1- Origem apostólica - Esse critério estabelecia que um livro era considerado inspirado caso ele tivesse sido escrito por um dos Apóstolos ou por alguém intimamente ligado a eles, como por exemplo, Lucas e Marcos, que segundo a tradição foram supervisionados por Paulo e Pedro quando escreveram seus Evangelhos. (Atos, Evangelho de Lucas, Evangelho de Marcos).

2- Reconhecimento das Igrejas - As principais igrejas da época precisavam reconhecer a autoridade dos livros, ou seja, a circulação desses livros nas igrejas lideres, (Jerusalem, Roma, Éfeso, Antioquia), revelava um reconhecimento da cristandade em relação a sua inspiração e autoridade.

3- Conteúdo do Livro -   O mais importante critério de todos, era se o conteúdo do livro estava em harmonia com o ensino oral dos Apóstolos durante suas vidas. Esse critério está associado ao anterior, na medida que as igrejas citadas eram às que os Apóstolos tiveram grande influência durante seus ministérios. 

Já que a autoria apostólica era um dos critérios para a inclusão ou não de um livro no cânon, Apocalipse foi alvo da discussão exatamente pela questão autoral. Que um João escreveu o livro, não temos duvidas (Ap. 1.1,4; 21.2, 22.8), a pergunta seria: qual João escreveu? As possibilidades que são apresentadas pelos experts são: João o Apostolo, um outro João ou um outro escritor que usou o nome de João.  Em favor de João, o Apostolo do Senhor, temos o testemunho de Justino o mártir e Irineu de Lion. Um dos primeiros a rejeitar a autoria de João, Apostolo, foi Marcião, que por sua vez o levou a não incluí-lo no seu cânon editado do N.T.  Dionísio de Alexandria foi outro importante escritor do passado a questionar a autoria apostólica de Apocalipse. Ele também foi o primeiro conhecido a fazer uma critica sistematizada contra a autoria de João Apostolo. A sua principal critica focava a diferença entre o grego de Apocalipse e o grego dos outros escritos joaninos. Euzébio de Cesareia, o conhecido escritor de historia eclesiástica, juntamente com Papias, apresenta João o presbítero como tendo sido o escritor de Apocalipse. Mesmo que os autores acima não tenham rejeitado o livro por conta da possibilidade da não autoria apostólica, no entanto, isso acabou influenciando outros a começarem a questionar Apocalipse como livro inspirado.  Cirilo de Jerusalém que viveu entre 315 e 386 listou todos os livros do N.T. menos Apocalipse e ainda deixou instruções para que ele não fosse lido pelos crentes. 

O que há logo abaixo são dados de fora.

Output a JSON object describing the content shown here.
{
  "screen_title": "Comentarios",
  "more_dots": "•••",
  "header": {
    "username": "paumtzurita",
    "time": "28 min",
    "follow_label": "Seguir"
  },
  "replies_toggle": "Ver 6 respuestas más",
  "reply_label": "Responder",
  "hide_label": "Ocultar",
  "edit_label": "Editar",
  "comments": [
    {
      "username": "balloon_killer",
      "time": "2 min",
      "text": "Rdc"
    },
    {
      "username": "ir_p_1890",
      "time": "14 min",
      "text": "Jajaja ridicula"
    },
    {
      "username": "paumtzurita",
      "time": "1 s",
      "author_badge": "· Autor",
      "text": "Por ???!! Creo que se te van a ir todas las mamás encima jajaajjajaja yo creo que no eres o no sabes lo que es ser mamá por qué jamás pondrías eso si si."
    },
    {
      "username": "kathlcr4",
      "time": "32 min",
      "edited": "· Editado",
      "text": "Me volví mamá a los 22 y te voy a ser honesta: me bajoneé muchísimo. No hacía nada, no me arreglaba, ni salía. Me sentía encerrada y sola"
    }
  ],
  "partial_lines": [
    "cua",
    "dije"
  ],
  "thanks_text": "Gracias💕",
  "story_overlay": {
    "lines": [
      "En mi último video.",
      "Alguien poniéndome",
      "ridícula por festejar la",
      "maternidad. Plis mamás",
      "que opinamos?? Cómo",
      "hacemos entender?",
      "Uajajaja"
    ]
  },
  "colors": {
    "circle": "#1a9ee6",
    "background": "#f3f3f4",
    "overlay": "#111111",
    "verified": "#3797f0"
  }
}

Questões doutrinárias também foram levantadas questionando a autoria apostólica de Apocalipse, uma delas foi a questão milenarista, Caio bispo de Roma acreditava que o livro de Apocalipse acabava ajudando os hereges em seus erros, motivo que o levou a rejeitar a obra. O mesmo Caio, afirmava que Apocalipse teria sido escrito por Cerinto, outra figura controversa e fundador da heresia chamada cerintianismo. O Concilio de Laodiceia (363-364), tratou sobre o cânon bíblico e fixou o número de livros do N.T. em 26, justamente Apocalipse ficou de fora. Um contraponto ao concilio de Laodicéia, foi o concilio de Hipona, (393), nele Apocalipse figurou na lista aprovada pelos bispos que lá estiveram. As resoluções de Hipona foram endossadas no concilio de Cartago III (397). 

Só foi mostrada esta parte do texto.